Cleveland has been a security guard most recently, but he recollects the days when a man earned $12 a year for hard labor on a dairy farm, when "working for the government" meant, to a black man, lifting 100-pound loads all day.
The others listen to him and his nephews and then they play Ed Wesley's tapes once again while the women pass around punch and cake.
"Sometimes you wouldn't get no money at all. Got 50 cents for a cord of wood, but you got paid in trade. A new ax handle."
"I recall coming from Pine Woods to River Road about 1912. Took a long time. Horse and wagon."
"From White's Ferry you could hear the band playing all the way over at Leesburg.Edwards Ferry was gone then, but not White's . . ."

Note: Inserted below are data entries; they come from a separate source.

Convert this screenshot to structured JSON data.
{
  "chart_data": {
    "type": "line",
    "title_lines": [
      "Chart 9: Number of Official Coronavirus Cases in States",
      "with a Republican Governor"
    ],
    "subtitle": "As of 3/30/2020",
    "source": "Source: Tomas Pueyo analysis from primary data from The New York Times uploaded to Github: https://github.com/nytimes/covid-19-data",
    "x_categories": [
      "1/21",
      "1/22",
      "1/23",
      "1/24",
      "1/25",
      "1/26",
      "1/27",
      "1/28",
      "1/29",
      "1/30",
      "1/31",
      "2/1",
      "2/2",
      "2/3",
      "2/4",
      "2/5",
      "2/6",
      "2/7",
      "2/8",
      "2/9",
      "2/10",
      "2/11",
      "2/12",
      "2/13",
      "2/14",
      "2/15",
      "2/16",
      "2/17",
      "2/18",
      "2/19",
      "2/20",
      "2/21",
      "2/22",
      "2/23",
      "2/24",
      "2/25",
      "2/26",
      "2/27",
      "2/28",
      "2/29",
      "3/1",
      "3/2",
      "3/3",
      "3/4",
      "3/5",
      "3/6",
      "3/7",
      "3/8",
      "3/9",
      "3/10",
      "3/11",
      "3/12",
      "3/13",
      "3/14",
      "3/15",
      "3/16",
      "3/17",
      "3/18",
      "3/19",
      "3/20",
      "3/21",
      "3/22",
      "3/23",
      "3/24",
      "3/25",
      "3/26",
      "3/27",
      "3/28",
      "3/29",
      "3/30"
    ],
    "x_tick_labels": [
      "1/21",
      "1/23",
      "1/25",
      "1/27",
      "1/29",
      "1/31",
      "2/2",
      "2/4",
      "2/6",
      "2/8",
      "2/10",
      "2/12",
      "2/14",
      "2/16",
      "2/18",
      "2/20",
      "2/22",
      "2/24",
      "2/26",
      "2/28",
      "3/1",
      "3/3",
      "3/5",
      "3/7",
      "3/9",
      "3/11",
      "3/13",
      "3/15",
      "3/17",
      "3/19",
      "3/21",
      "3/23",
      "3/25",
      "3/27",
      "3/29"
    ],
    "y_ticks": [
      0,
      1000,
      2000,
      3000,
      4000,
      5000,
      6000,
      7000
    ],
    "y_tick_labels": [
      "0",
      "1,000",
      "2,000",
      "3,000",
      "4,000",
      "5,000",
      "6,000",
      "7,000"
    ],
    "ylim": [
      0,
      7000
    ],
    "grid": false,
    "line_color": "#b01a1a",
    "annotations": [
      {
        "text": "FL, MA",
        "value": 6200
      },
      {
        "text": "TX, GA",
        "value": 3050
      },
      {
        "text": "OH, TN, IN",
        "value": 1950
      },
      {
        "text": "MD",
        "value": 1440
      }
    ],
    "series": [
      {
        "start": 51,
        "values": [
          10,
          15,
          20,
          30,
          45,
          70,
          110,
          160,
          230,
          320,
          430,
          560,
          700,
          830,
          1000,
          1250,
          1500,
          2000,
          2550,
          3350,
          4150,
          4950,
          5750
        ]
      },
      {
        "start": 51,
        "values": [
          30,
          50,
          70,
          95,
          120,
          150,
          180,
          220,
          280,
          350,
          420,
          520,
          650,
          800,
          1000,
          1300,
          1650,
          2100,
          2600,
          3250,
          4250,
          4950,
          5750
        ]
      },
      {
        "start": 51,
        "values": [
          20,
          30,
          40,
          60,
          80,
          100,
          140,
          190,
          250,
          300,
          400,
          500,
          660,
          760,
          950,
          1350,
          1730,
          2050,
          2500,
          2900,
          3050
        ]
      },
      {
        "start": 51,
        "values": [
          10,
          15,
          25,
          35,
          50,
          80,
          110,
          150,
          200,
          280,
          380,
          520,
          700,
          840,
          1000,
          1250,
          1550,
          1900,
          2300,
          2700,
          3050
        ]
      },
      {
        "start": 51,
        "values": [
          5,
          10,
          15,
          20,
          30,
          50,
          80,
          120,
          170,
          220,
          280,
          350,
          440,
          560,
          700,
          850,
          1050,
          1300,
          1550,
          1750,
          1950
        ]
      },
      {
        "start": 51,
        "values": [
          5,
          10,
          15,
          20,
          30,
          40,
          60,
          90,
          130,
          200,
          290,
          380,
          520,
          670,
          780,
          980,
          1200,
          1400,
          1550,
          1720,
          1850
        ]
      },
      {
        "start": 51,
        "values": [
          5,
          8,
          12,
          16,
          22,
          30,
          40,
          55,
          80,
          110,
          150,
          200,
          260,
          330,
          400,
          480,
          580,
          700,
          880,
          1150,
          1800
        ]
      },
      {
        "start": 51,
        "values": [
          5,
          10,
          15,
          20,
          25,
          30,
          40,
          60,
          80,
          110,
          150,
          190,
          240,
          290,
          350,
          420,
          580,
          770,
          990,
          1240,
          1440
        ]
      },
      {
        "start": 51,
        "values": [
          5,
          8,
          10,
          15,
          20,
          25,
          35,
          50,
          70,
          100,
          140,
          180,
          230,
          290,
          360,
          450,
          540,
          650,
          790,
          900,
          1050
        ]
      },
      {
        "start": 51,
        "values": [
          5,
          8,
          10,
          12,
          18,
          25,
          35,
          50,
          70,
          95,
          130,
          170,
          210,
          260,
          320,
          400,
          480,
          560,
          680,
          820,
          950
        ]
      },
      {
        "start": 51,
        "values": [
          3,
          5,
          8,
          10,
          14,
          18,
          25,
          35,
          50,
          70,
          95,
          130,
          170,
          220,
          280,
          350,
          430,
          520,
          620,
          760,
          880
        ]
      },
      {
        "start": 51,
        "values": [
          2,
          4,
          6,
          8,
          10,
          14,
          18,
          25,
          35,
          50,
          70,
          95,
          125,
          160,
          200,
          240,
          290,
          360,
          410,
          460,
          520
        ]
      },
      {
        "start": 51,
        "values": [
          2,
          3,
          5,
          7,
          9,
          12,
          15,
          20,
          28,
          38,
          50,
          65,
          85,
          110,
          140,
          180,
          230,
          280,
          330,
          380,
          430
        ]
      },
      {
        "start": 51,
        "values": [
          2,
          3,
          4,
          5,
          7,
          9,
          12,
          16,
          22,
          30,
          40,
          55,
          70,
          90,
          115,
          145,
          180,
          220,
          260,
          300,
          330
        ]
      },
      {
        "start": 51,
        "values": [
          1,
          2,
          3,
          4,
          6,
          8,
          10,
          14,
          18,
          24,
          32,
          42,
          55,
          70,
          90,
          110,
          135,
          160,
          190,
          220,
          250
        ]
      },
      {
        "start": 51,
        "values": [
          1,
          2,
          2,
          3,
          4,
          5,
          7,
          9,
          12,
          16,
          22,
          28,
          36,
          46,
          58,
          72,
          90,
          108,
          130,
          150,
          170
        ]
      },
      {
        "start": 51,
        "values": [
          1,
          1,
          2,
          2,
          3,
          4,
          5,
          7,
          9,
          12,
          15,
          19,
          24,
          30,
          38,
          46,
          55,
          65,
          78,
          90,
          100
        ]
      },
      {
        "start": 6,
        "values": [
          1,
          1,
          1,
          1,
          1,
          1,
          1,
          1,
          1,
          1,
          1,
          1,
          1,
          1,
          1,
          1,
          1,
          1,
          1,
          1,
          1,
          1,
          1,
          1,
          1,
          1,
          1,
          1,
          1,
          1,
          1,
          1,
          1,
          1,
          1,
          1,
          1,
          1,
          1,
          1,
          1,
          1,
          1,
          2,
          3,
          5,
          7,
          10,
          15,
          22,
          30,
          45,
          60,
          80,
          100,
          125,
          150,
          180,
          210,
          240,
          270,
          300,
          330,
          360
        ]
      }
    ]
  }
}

A jumbled story. Bits and pieces, flashes of some scene long past, its brilliant reality imprisoned in one mind forever, for all the tapes and interviews and pleadings to try and tell it, tell how the morning air smelled, how the light glittered on the quiet water and leaf shadows flickered along the path, how the harness creaked, and the heavy rope, and the weary wood of the barge gunwale, how the mule's bell clinked softly in the thick summer air . . .
You can put it all down, all the deates of a life, all the places lived in and jobs worked at all the descendants and their dates and places and jobs, but it's still not enough, there's still that feeling you have missed the essence of it somewhere along the line, the taste of it, the wonderful miscellany of its moments. Maybe you should leave it jumbled, the way it happened.